D acché l’inflazione persiste, sia negli Stati Uniti (6%), sia in Europa (6,9%), entrambe le banche centrali, la Fed negli Usa e la Bce nel Vecchio Continente, stanno adottando politiche monetarie restrittive di contrasto all’aumento dei prezzi, facendo salire gradualmente ma persistentemente i tassi d’interesse ufficiali con cui il credito viene concesso al sistema bancario.

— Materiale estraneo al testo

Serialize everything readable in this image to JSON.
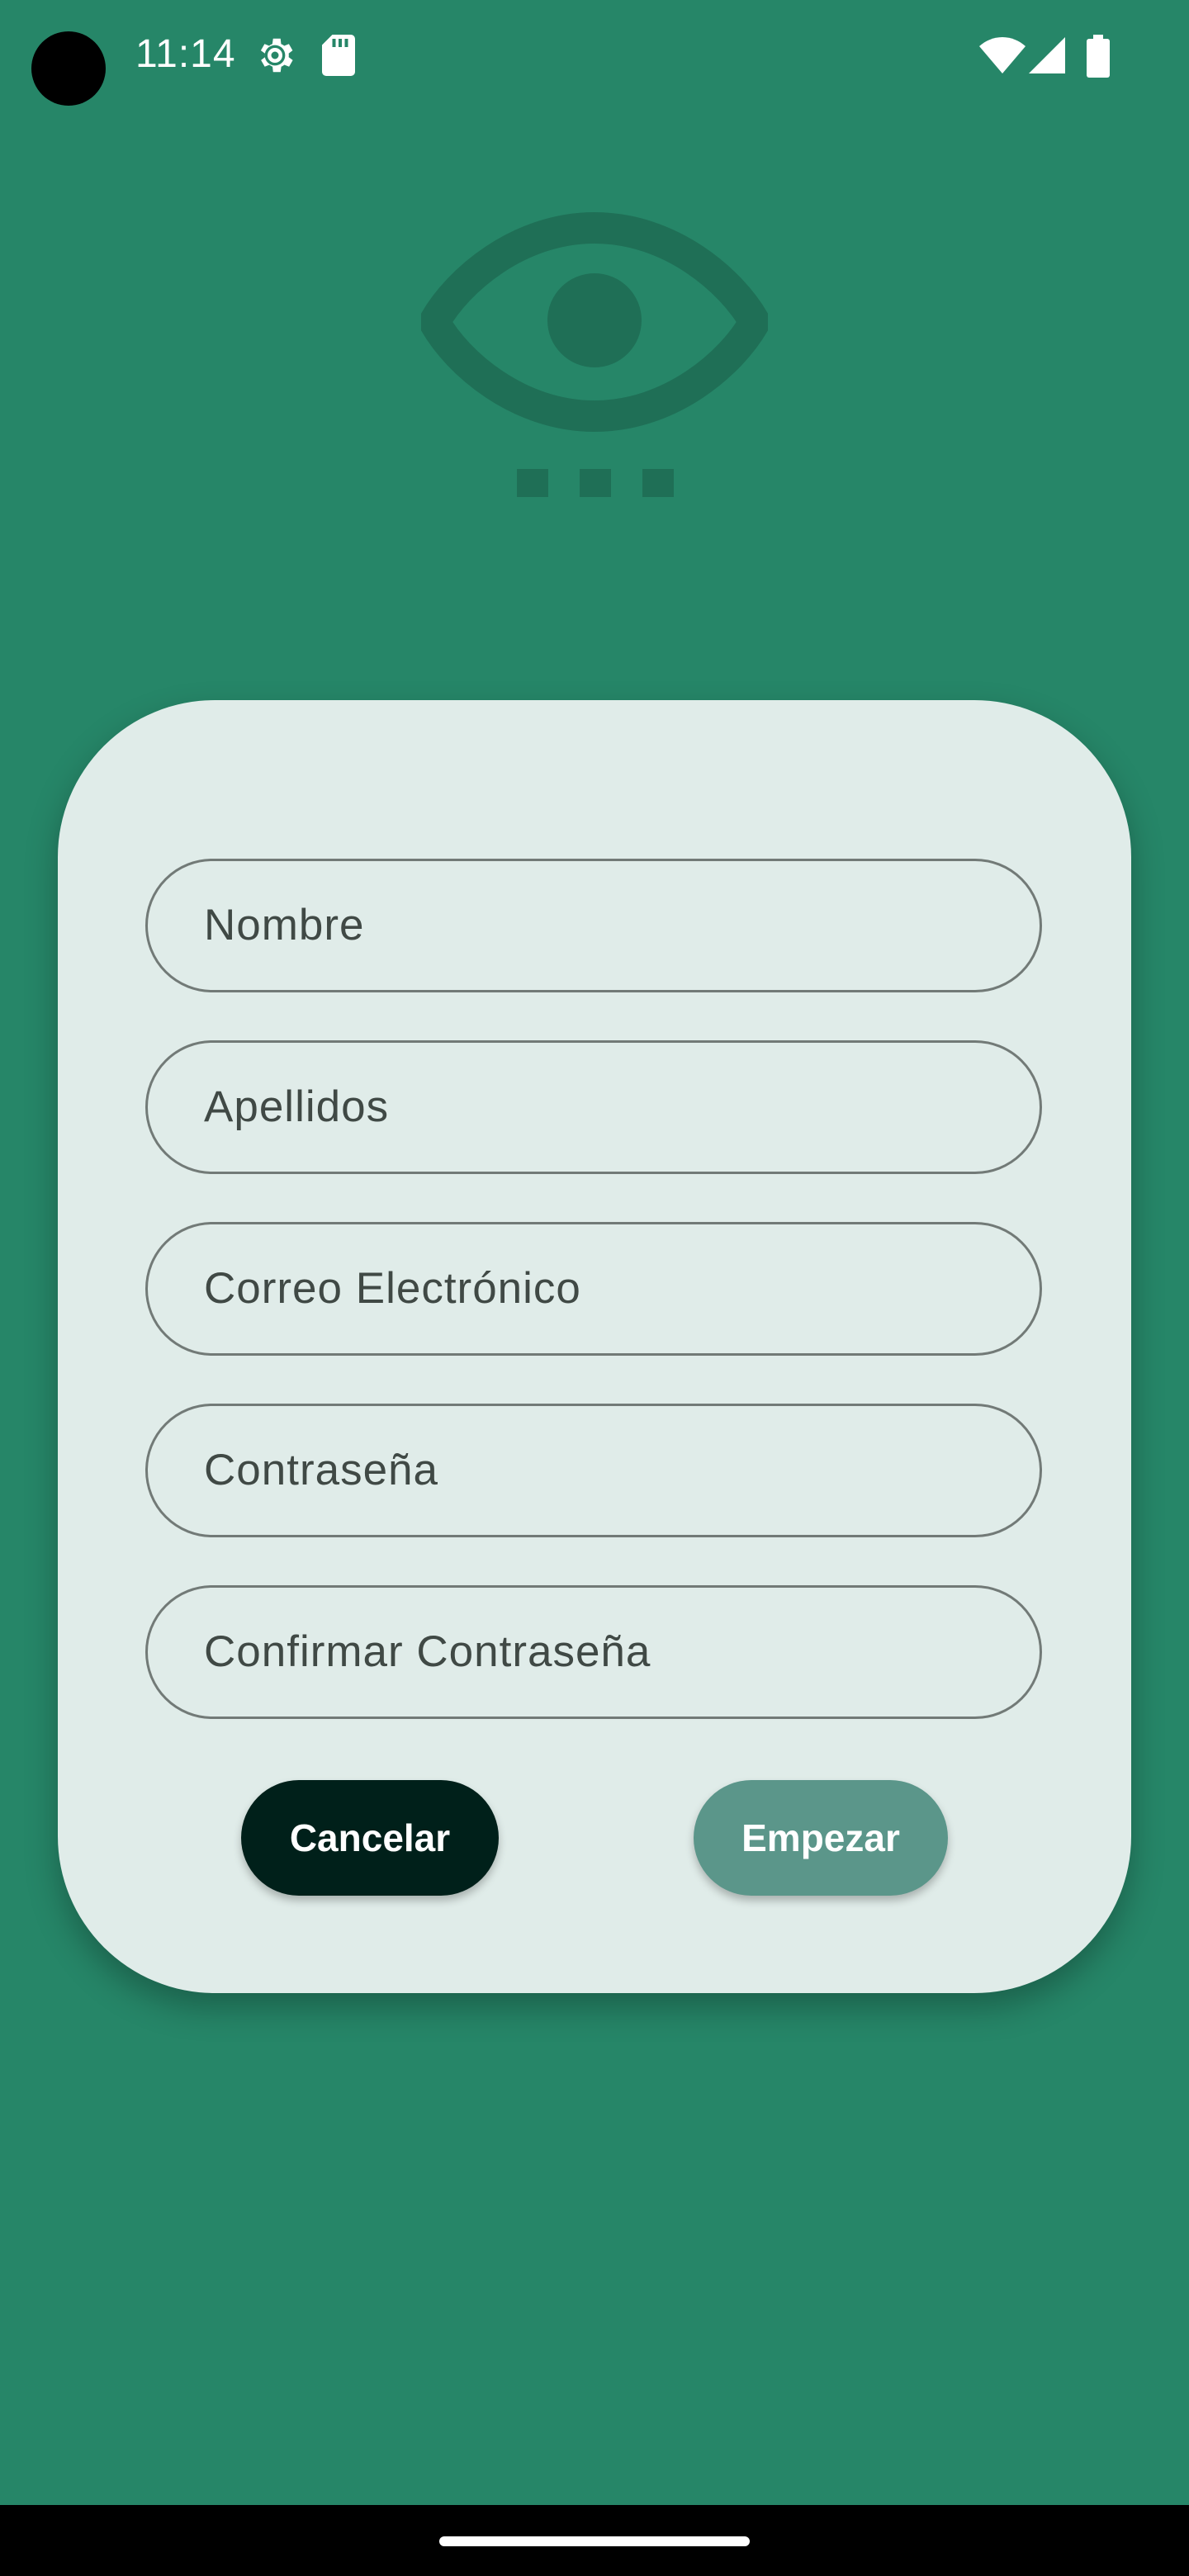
{
  "status_bar": {
    "time": "11:14",
    "icons": [
      "settings-gear-icon",
      "sd-card-icon",
      "wifi-icon",
      "cell-signal-icon",
      "battery-icon"
    ]
  },
  "logo": {
    "icon": "eye-icon",
    "color": "#1f6f56"
  },
  "form": {
    "fields": [
      {
        "label": "Nombre"
      },
      {
        "label": "Apellidos"
      },
      {
        "label": "Correo Electrónico"
      },
      {
        "label": "Contraseña"
      },
      {
        "label": "Confirmar Contraseña"
      }
    ],
    "cancel_label": "Cancelar",
    "start_label": "Empezar"
  },
  "colors": {
    "background": "#268668",
    "card": "#e0ece9",
    "cancel_button": "#00201a",
    "start_button": "#5b968a"
  }
}
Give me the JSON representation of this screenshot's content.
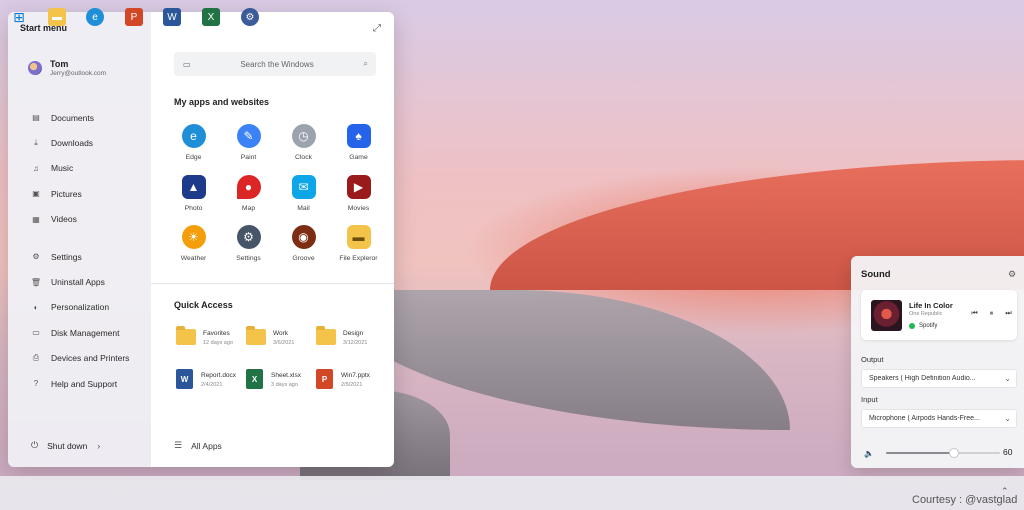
{
  "start_menu": {
    "title": "Start menu",
    "user": {
      "name": "Tom",
      "email": "Jerry@outlook.com"
    },
    "nav_primary": [
      {
        "label": "Documents",
        "icon": "document-icon"
      },
      {
        "label": "Downloads",
        "icon": "download-icon"
      },
      {
        "label": "Music",
        "icon": "music-icon"
      },
      {
        "label": "Pictures",
        "icon": "picture-icon"
      },
      {
        "label": "Videos",
        "icon": "video-icon"
      }
    ],
    "nav_secondary": [
      {
        "label": "Settings",
        "icon": "gear-icon"
      },
      {
        "label": "Uninstall Apps",
        "icon": "trash-icon"
      },
      {
        "label": "Personalization",
        "icon": "palette-icon"
      },
      {
        "label": "Disk Management",
        "icon": "disk-icon"
      },
      {
        "label": "Devices and Printers",
        "icon": "printer-icon"
      },
      {
        "label": "Help and Support",
        "icon": "help-icon"
      }
    ],
    "shutdown_label": "Shut down",
    "search_placeholder": "Search the Windows",
    "apps_title": "My apps and websites",
    "apps": [
      {
        "label": "Edge",
        "icon": "edge-icon",
        "color": "#1f8fd8"
      },
      {
        "label": "Paint",
        "icon": "paint-icon",
        "color": "#3b82f6"
      },
      {
        "label": "Clock",
        "icon": "clock-icon",
        "color": "#6b7280"
      },
      {
        "label": "Game",
        "icon": "game-icon",
        "color": "#2563eb"
      },
      {
        "label": "Photo",
        "icon": "photo-icon",
        "color": "#1e3a8a"
      },
      {
        "label": "Map",
        "icon": "map-pin-icon",
        "color": "#dc2626"
      },
      {
        "label": "Mail",
        "icon": "mail-icon",
        "color": "#0ea5e9"
      },
      {
        "label": "Movies",
        "icon": "movies-icon",
        "color": "#991b1b"
      },
      {
        "label": "Weather",
        "icon": "weather-icon",
        "color": "#f59e0b"
      },
      {
        "label": "Settings",
        "icon": "settings-app-icon",
        "color": "#475569"
      },
      {
        "label": "Groove",
        "icon": "groove-icon",
        "color": "#7c2d12"
      },
      {
        "label": "File Expleror",
        "icon": "folder-icon",
        "color": "#f4c34a"
      }
    ],
    "quick_access_title": "Quick Access",
    "quick_access": [
      {
        "name": "Favorites",
        "sub": "12 days ago",
        "type": "folder"
      },
      {
        "name": "Work",
        "sub": "3/6/2021",
        "type": "folder"
      },
      {
        "name": "Design",
        "sub": "3/12/2021",
        "type": "folder"
      },
      {
        "name": "Report.docx",
        "sub": "2/4/2021",
        "type": "word",
        "color": "#2b579a",
        "letter": "W"
      },
      {
        "name": "Sheet.xlsx",
        "sub": "3 days ago",
        "type": "excel",
        "color": "#217346",
        "letter": "X"
      },
      {
        "name": "Win7.pptx",
        "sub": "2/5/2021",
        "type": "powerpoint",
        "color": "#d24726",
        "letter": "P"
      }
    ],
    "all_apps_label": "All Apps"
  },
  "sound_panel": {
    "title": "Sound",
    "now_playing": {
      "track": "Life In Color",
      "artist": "One Republic",
      "source": "Spotify"
    },
    "output_label": "Output",
    "output_device": "Speakers ( High Definition Audio...",
    "input_label": "Input",
    "input_device": "Microphone ( Airpods Hands-Free...",
    "volume": 60
  },
  "taskbar": {
    "items": [
      {
        "name": "windows-start-button",
        "icon": "windows-logo-icon",
        "color": "#0078d4"
      },
      {
        "name": "file-explorer-button",
        "icon": "folder-icon",
        "color": "#f4c34a"
      },
      {
        "name": "edge-button",
        "icon": "edge-icon",
        "color": "#1f8fd8"
      },
      {
        "name": "powerpoint-button",
        "icon": "powerpoint-icon",
        "color": "#d24726"
      },
      {
        "name": "word-button",
        "icon": "word-icon",
        "color": "#2b579a"
      },
      {
        "name": "excel-button",
        "icon": "excel-icon",
        "color": "#217346"
      },
      {
        "name": "settings-button",
        "icon": "settings-icon",
        "color": "#3b5b9a"
      }
    ]
  },
  "courtesy": "Courtesy : @vastglad"
}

Le politiche monetarie restrittive hanno effetti importanti sulla stabilità degli intermediari finanziari, alcuni di segno positivo, altri negativo.

I l problema è che gli effetti negativi tendono a prodursi molto velocemente, mentre quelli positivi solo con un certo ritardo.

Gli effetti negativi sono essenzialmente due. Da un lato, il rialzo dei tassi d’interesse ufficiali influenza direttamente il mercato interbancario. Il rialzo, infatti, porta a una svalutazione delle attività finanziarie a basso rischio detenute dalle banche, in particolare titoli di stato e titoli sintetici cosiddetti Mbs (mortgage backed securities, cioè titoli con sottostante un insieme molto ampio e diversificato di mutui immobiliari). Quanto più alto è il peso di titoli di stato e di Mbs nel portafoglio delle banche e quanto maggiore è il loro orizzonte temporale di scadenza, tanto più alta è l’esposizione al rischio di rialzo dei tassi d’interesse.

Dall’altro lato, tassi d’interesse più alti fanno aumentare i profitti, perché le banche possono concedere prestiti con rendimenti più alti. Ma la trasmissione dai tassi a breve termine direttamente controllati dalla banca centrale ai tassi di interesse a medio-lungo termine sui prestiti e sui mutui è solo indiretta e lenta. In più, il rialzo dei tassi di politica monetaria si traduce in un aumento dei tassi d’interesse solo sui prestiti e mutui di nuova emissione, non su quelli emessi in passato. Perciò, come ha posto in evidenza Tommaso Monacelli ne “lavoce.info”, gli effetti negativi sui bilanci tendono a prodursi molto più velocemente degli effetti positivi. È il motivo per cui le banche si assicurano contro il rischio di rialzo dei tassi di interesse.

Durante la pandemia da Covid le banche, sia negli Stati Uniti che in Europa, hanno visto aumentare i loro depositi, essenzialmente per motivi di risparmio precauzionale. In quella fase, la domanda di prestiti era relativamente bassa, perciò le banche erano incentivate a investire la grande disponibilità di depositi in eccesso rispetto ai mutui in titoli di stato e Mbs. Questi ultimi, da un lato, permettono di diversificare il rischio di default su un’ampia platea di mutui immobiliari, dall’altro hanno però una forte esposizione al rischio di interesse. Si calcola che il rialzo dei tassi dal gennaio 2022 abbia prodotto nel sistema bancario americano una svalutazione dei titoli (sia di stato che Mbs) pari a circa 800 miliardi di dollari.

Le recenti vicende di Silicon Valley Bank (Svb) sono un caso da manuale di corsa agli sportelli. La banca aveva raccolto grandi quantità di depositi concentrata in relativamente pochi depositanti (le start-up della Silicon Valley). Circa il 96% dei depositi in Svb non erano assicurati contro il rischio di fallimento della banca. Il rischio di una possibile corsa agli sportelli nel caso di rialzo dei tassi era dunque sostanziale.

Il problema per la conduzione futura della politica monetaria risiede nel dilemma che si crea tra inflazione e stabilità finanziaria. Da un lato, l’inflazione mostra forte persistenza nella propria componente “core”, cioè quella depurata dei prezzi di energia, petrolio e beni alimentari. Ciò richiede di insistere con gli incrementi dei tassi di interesse, per comprimere l’inflazione verso il target del 2 per cento. Dall’altro lato, però, i rialzi dei tassi possono essere catastrofici dal punto di vista della solvibilità delle banche, soprattutto se nei loro bilanci l’esposizione al rischio stesso di rialzo dei tassi è molto diffusa. La gestione del dilemma, conclude Monacelli, «renderà le decisioni delle banche centrali ancora più difficili di quanto non fossero fino a pochi mesi fa».